What the hell is the point of expressing my true self in hiding while fearfully watering down my public appearance, expression and behavior? It makes me feel trapped, rigid and anxious. I want to be able to leave my house house free, happy, proud and confident in my wibbly wobbly gendey bendey self.

And today is as good a day as any.


  1. Kevin, I can’t imagine how difficult this decision was to make. You have an enormous amount of courage to do this…on your terms. I applaud you. I’ll tell you a very short story. A number of years ago, I had a friend in Calgary. This person was known to me only through written letters…no email, no phone calls. I had never met this person before in my life. When I finally did meet him, we became instant friends. Another year or so later, he came to visit me and some friends in Regina…and he brought his boyfriend. I was a little surprised to know that he was gay…but the point of the story is this. It didn’t matter…I didn’t stop being his friend or liking him because he was gay. He’s still a good friend of mine…and so is his partner. For you Kevin, this is no different to me. You were my friend before…you struggled and were challenged by your personal issues. Maybe there will be some people out there who won’t understand, who might use your expression of who you are, as a weapon against you. I’m still your friend and supporter. It might take a bit for me to get used to seeing you in a dress…but that’s my issue…and I’ll get over it.
    Watch…the support from your friends and community will amaze you.

    – Doug

    1. Don’t worry you probably won’t see me in a dress that often, Doug. Primarily because I hate shaving my legs LOL (seriously, it sucks, kudos to those who do it all the time). Thank you for sharing the wonderful story and for being such a tremendous friend! And I think you are right that the community will amaze me, it already has in so many ways 🙂


  2. isn’t the expectation that you shave your legs while wearing a dress, a gender norm expectation similar to those you just wrote about trying to shed? Duh.

    1. I prefer to shave my legs if I’m going to wear a dress when I go out, but I also don’t like shaving my legs very often because my skin is very sensitive and I get an insane amount of ingrown hairs no matter how much care I take. Hence why I commented that Doug doesn’t have to worry about getting used to seeing me in a dress too often and kudos to those who DO shave their legs all the time, should that be what they chose to do, whether they are wearing a dress or not :).


  3. I think there is nothing strange or abnormal about your clothing choice. Women hajj l have been wearing men’s clothing for years. Not being accused of being men. Some just like the way stuff fits. I like guys cloths because I’m very broad in the shoulder and well girls are suppose to be delicate. I don’t fit that very well at all. Lol. If I can snag dude clothing then power to you for doing it back. Sigh you probably look better in stupid dresses than I do any way. Wear Em love Em for those of us that wish we could 🙂

    1. Hmmm that is very interesting and I will read up more on women hajj once the week has concluded here.
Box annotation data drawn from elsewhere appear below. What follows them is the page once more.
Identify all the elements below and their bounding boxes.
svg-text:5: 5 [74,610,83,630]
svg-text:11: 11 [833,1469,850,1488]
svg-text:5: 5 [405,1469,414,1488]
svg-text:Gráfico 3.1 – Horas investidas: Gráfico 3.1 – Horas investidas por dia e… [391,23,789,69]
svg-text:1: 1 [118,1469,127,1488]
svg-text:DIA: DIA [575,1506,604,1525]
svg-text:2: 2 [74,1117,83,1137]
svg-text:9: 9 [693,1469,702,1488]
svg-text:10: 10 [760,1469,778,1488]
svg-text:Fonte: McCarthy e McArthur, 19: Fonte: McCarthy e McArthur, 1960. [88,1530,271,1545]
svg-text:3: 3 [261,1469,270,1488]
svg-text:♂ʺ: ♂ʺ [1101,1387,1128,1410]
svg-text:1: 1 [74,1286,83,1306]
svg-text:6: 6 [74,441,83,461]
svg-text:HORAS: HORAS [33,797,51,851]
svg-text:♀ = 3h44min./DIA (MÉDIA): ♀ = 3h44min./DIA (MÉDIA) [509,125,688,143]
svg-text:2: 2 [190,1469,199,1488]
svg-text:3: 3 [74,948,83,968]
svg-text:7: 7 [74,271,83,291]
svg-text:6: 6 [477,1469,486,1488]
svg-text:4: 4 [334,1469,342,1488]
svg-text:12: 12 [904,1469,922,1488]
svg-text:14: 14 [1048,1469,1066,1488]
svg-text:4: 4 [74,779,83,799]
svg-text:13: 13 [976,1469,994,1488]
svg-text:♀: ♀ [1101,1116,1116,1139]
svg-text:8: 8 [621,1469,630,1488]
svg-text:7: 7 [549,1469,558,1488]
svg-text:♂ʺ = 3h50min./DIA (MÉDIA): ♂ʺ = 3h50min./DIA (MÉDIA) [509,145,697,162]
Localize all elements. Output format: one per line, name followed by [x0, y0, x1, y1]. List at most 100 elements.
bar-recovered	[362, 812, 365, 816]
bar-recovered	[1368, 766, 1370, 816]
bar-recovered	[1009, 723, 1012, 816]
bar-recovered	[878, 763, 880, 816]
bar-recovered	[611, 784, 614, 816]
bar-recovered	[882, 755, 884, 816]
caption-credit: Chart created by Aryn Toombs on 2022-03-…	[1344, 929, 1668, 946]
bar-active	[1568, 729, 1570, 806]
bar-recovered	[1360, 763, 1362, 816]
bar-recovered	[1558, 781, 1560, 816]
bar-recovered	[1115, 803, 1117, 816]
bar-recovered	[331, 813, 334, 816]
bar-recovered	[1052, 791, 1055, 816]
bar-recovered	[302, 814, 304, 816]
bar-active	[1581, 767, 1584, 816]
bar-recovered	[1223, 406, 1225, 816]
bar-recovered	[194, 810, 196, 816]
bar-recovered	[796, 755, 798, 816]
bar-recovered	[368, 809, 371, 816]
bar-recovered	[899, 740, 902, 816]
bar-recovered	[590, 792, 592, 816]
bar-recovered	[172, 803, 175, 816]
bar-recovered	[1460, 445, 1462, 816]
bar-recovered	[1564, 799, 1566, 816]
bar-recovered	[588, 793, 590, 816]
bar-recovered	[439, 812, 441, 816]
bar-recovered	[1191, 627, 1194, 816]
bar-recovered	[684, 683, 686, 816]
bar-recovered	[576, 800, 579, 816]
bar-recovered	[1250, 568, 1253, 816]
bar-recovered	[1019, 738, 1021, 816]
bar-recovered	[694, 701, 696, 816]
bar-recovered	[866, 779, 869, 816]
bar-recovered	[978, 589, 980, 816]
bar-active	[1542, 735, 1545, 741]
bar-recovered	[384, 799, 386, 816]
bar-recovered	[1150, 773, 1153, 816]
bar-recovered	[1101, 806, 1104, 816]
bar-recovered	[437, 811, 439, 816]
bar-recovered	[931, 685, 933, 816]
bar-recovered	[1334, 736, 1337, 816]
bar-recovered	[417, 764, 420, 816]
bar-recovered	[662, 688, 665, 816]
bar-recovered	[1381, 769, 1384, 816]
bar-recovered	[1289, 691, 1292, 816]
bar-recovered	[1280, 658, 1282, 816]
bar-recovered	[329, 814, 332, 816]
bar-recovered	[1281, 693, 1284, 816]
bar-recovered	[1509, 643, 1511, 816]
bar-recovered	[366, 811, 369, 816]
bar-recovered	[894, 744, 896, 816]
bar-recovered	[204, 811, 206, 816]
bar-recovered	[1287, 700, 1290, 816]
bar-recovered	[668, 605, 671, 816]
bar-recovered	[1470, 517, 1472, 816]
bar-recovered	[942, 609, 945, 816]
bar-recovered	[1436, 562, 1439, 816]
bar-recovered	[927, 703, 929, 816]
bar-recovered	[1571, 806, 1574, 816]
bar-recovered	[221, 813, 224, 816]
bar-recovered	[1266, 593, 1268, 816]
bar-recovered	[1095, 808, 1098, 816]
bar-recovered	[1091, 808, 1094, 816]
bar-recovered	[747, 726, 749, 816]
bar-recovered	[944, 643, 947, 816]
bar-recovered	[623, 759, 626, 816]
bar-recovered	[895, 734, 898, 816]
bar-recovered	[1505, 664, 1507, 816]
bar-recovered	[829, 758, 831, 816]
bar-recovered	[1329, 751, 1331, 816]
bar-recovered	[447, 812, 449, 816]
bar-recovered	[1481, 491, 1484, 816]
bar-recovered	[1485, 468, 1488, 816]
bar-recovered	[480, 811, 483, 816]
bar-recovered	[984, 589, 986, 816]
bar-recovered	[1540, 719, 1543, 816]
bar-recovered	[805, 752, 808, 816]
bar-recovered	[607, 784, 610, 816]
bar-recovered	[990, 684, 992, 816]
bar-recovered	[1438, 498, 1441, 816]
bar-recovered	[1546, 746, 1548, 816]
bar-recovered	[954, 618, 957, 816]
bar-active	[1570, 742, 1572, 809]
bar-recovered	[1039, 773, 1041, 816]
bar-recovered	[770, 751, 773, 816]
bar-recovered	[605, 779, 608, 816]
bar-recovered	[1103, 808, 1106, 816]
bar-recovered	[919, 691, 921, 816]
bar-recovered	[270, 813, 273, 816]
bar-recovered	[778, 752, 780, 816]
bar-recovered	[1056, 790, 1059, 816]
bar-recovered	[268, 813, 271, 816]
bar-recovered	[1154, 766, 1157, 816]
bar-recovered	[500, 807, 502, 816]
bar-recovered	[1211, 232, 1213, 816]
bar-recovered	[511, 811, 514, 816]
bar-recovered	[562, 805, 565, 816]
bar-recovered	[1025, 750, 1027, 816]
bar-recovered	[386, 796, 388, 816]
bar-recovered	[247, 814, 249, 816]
      Glad you too wear what you are most comfortable in and not what clothing tags, department story areas and magazines say you “should” wear. I never realized just how much gender segregation and influence there was all over the damn place until I really began focusing on these topics over the past week. It’s everywhere!

      P.S. I’m sure you look amazing in a dress!

      Thank you for reading and commenting!